- Born: G. Gangadharan Nair October 2, 1946 (age 79) India

= G. Gangadharan Nair =

Indian academic (born 1946)

G. Gangadharan Nair (born October 2, 1946) is a Sanskrit scholar and a pioneer in the field of spoken Sanskrit. He has a PhD in Sanskrit grammar and Master of Arts degrees in Russian and Sanskrit. He has taught in Sanskrit colleges and universities. He was the research guide of Fathima Beevi, "the first Muslim lady to get her PhD in Vedanta (the supreme branch of Hindu philosophy)".

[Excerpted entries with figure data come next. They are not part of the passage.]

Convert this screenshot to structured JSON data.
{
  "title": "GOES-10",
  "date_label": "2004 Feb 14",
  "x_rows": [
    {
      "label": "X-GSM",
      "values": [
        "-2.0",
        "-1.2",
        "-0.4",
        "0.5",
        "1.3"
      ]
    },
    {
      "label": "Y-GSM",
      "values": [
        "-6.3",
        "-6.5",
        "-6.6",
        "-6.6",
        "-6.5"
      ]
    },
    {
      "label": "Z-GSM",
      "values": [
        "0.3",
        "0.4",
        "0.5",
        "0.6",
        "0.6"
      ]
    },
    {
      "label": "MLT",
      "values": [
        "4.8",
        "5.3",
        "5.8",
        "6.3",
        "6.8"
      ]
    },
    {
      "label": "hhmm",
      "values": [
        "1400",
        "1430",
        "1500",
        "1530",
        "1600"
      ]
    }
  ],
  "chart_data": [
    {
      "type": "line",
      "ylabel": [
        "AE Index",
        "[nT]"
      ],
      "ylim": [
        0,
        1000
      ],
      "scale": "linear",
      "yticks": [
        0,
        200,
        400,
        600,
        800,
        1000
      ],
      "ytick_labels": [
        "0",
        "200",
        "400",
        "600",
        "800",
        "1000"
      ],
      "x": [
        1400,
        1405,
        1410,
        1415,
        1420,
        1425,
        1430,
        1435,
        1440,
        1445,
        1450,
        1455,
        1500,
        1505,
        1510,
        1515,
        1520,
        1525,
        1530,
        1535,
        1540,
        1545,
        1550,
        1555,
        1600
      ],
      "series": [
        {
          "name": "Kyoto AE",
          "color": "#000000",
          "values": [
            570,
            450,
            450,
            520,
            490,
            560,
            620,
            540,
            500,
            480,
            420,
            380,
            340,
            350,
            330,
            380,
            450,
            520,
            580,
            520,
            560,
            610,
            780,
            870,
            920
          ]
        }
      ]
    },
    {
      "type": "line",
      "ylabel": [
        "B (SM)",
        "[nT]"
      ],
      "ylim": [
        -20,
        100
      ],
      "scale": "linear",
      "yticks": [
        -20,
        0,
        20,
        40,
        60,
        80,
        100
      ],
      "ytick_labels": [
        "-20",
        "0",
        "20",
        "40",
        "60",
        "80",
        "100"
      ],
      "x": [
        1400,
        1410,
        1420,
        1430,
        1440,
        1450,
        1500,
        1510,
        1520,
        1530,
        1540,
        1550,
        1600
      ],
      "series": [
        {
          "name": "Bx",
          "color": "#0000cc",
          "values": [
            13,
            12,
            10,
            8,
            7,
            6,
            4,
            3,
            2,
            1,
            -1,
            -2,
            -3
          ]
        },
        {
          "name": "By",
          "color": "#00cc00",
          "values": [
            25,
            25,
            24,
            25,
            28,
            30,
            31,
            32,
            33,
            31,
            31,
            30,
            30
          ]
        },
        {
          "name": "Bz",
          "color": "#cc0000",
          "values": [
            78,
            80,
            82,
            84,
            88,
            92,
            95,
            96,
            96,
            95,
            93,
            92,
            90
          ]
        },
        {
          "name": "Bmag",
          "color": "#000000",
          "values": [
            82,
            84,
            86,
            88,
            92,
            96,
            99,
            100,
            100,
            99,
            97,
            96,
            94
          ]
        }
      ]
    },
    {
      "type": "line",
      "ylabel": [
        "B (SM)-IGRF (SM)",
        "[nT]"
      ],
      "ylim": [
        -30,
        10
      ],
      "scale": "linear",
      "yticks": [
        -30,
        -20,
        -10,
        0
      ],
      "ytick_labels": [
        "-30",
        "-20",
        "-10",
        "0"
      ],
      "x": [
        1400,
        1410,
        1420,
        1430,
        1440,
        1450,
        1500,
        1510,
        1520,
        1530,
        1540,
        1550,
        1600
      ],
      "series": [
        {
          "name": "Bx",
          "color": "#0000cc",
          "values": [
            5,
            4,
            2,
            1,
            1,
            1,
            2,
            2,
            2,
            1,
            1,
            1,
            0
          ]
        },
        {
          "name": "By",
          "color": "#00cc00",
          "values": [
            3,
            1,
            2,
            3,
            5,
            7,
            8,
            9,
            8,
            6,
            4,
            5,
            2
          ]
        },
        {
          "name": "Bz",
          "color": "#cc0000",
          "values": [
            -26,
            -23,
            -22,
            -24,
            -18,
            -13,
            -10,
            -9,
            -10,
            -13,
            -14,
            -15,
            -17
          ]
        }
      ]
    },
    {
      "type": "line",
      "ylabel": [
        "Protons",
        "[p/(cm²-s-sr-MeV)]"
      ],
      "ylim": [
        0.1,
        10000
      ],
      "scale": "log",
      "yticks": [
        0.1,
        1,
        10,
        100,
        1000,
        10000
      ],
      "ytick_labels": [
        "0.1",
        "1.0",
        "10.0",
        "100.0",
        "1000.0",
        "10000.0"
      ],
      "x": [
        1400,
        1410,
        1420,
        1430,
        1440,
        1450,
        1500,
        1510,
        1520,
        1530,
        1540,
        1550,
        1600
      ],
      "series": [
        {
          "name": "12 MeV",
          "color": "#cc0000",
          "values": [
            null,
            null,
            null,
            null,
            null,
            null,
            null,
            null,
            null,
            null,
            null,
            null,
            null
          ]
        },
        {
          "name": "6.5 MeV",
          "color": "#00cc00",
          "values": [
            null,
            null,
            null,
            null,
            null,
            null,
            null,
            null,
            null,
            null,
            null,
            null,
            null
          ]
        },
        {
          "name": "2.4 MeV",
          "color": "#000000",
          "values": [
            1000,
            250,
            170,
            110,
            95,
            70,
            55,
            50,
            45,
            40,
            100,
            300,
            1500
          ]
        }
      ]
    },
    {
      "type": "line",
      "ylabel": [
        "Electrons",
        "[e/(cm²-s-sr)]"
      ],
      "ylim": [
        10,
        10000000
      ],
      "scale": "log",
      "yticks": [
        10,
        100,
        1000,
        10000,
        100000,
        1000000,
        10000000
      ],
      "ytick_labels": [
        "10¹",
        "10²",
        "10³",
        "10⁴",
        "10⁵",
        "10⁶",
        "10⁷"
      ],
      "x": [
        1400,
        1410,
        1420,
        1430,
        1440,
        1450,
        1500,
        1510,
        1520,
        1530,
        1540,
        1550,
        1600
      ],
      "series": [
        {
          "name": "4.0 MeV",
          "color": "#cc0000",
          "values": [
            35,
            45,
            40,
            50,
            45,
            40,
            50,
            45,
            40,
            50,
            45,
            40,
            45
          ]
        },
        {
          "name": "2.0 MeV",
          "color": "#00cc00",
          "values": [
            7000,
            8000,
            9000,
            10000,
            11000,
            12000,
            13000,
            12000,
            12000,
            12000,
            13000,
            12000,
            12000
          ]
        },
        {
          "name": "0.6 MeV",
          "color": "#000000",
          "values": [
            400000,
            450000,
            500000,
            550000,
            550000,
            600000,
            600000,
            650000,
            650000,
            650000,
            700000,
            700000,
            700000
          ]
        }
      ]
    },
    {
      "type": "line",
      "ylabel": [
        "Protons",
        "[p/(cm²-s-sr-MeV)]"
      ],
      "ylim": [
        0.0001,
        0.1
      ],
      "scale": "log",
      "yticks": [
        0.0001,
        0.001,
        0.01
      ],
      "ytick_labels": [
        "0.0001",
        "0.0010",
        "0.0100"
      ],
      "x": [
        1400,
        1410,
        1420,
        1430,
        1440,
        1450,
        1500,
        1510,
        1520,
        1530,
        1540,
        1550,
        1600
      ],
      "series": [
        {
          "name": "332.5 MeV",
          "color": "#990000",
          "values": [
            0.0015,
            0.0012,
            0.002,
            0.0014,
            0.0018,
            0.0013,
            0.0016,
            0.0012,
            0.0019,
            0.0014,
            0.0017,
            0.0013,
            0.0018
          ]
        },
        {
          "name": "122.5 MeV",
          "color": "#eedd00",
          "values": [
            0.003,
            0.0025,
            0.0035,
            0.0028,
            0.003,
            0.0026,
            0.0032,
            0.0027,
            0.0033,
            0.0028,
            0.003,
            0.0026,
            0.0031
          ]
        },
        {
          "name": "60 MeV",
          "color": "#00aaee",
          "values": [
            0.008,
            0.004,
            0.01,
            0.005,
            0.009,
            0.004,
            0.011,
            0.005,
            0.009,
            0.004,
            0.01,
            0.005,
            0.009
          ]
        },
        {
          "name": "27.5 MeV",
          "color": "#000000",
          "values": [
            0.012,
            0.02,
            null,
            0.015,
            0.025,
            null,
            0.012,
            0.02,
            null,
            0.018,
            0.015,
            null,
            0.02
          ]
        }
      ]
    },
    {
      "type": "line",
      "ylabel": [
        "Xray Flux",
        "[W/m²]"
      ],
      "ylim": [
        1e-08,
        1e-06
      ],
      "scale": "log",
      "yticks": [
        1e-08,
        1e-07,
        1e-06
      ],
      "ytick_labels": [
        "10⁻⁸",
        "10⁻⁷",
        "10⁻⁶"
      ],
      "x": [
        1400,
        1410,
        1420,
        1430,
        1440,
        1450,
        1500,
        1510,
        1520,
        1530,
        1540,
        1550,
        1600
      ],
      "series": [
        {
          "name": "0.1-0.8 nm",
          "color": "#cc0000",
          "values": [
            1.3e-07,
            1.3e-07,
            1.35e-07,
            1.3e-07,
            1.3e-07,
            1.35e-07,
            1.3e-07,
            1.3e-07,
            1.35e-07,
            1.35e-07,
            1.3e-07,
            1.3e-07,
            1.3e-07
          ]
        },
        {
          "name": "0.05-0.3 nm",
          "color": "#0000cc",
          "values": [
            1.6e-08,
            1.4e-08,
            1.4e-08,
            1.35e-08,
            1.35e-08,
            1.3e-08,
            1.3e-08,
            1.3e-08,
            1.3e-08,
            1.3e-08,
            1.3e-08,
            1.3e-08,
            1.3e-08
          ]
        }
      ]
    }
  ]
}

==Early life and education==
Nair was born on October 2, 1946, at Vazhoor, Kerala as son of V. K. Gopala Pillai, a freedom fighter and a scholar of Sanskrit and indigenous medicine. He had his traditional education of Sanskrit Grammar from Swami Vidyananda Tirthapada, grand disciple of Chattampi Swamikal. He had Oriental and Western type of Sanskrit education, especially of Sanskrit Grammar and linguistics in the Government Sanskrit College, Thiruvananthapuram and the University of Kerala. At the same time, he received Master of Arts degree in Russian language and literature from the Department of Russian, University of Kerala. He studied under M. H. Shastri(whom he later succeeded in the Government Sanskrit College, Trivandrum). He obtained his PhD degree for his thesis on the Unadi Sutras, Ancient Indian etymological treatise under the guidance of V. Venkatasubramania Iyer and R. Karunakaran.

==Career==
He was professor and head of Department of Sanskrit Grammar and director of planning and development in the Sree Sankaracharya University of Sanskrit, Kalady. He was member of the senate of the Cochin University of Science and Technology, member of the senate of Rashtriya Sanskrit University, Tirupati. He was expert member in the faculty of Oriental studies, A.P. Singh University, Rewa, Madhya Pradesh. He is a UGC nominee on the advisory committee of DRS programme of the Department of Sanskrit, Rabindra Bharati University, Kolkota. He is currently the Dean of Faculty of Sanskrit Grammar of the Sree Sankaracharya University of Sanskrit, Kalady. He is also the chairman of the academic council of Sukrtindra Oriental Research Institute, Cochin and member of the editorial board of the journal of the same institute. He has done extensive research on Indian theories of hermeneutics and has made valuable contribution to the studies on ancient hermeneutics. His paper on Non-Paninian Influence on Narayanabhatta is considered an extensive study on the alternative pargmatice approaches to Paninian Grammar in Sanskrit.